SangTK is an ML-backed toolkit that improves the quality of Sanger base calls.
SangTK is a toolkit for AB1 (sanger sequencing) files that can perform any combination of the following functions:
- Convert .abi files to .fa files
- Convert a directory of .abi files into a single fa file or separate .fa files
- Perform logistic regression on nucleotide peaks to improve sequence quality
- Call peaks using a Bi-Directional LSTM RNN
- Improve the quality of the supplied peak calls
- python 3
- biopython
- pandas
- sklearn
- tensorflow/keras
- scipy
- numpy
- ncbi blastn (only for testing)
python sang.py [-h]
-d/--ab1_directory
Directory containing .ab1 files to be converted into fasta file.
-f/--ab1_file
Single .ab1 file to be converted into fasta file.
-t/--testing
Testing functionality.

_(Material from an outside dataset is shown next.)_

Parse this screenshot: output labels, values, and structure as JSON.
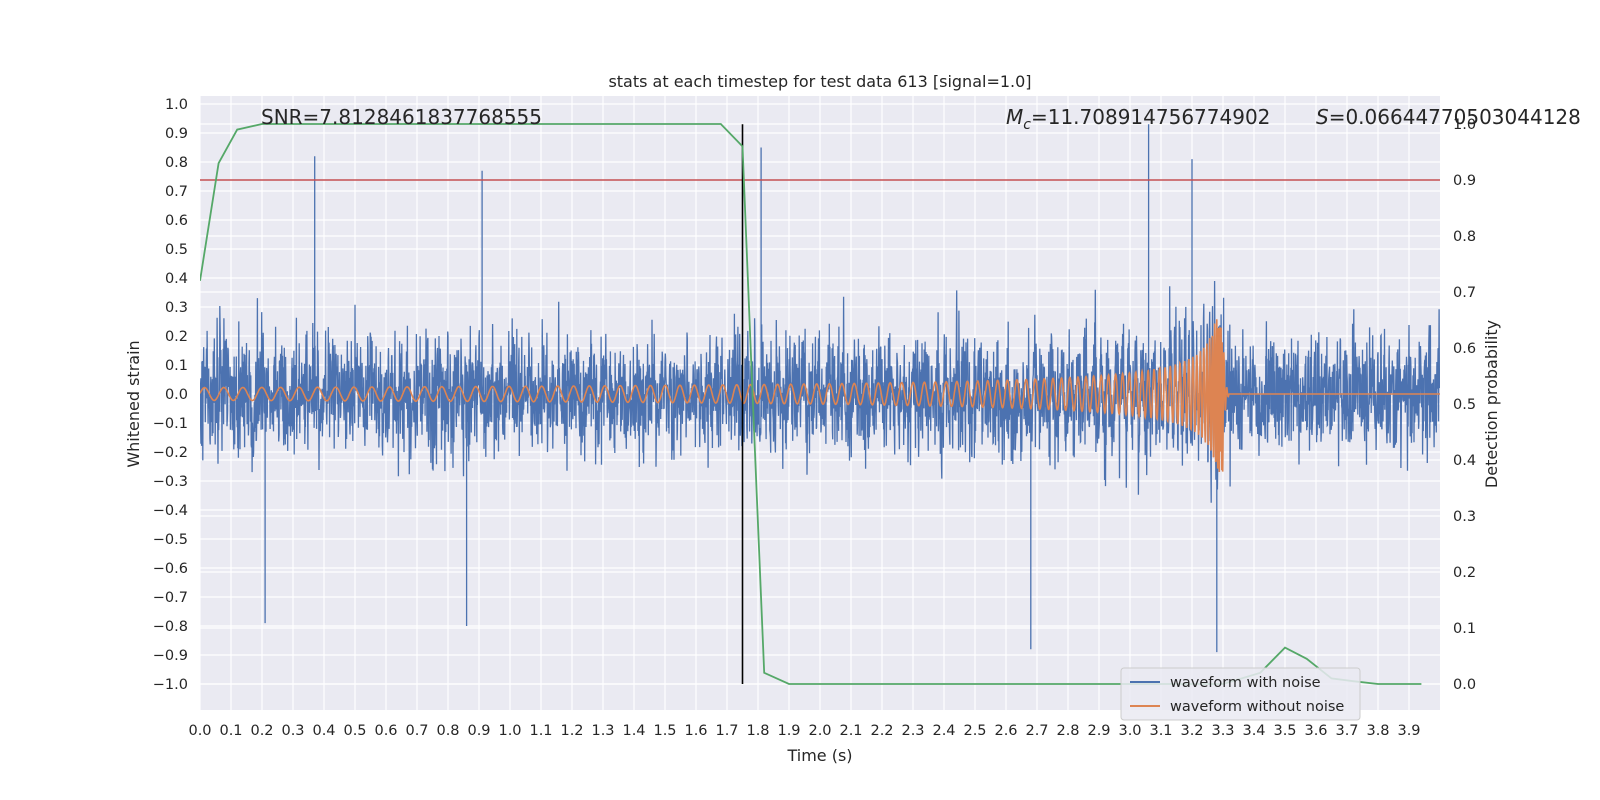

Use either 'nucleotide' to test nucleotide calling or 'peak' to test both nucleotide and peak testing.
-s/--split
Split output into separate fasta files. Input as true or false.
-o/--fa_name
Input non-default name for fasta file (not valid if inputting >1 .ab1 file with -s flag).
-pn/--predict_nucleotide
Use predictive algorithm to determine sequence. Calls nucleotides given peaks in .ab1 file.
-p/--predict_peak_and_nucleotide
Use predictive algorithm to determine sequence. Calls both peaks and nucleotides.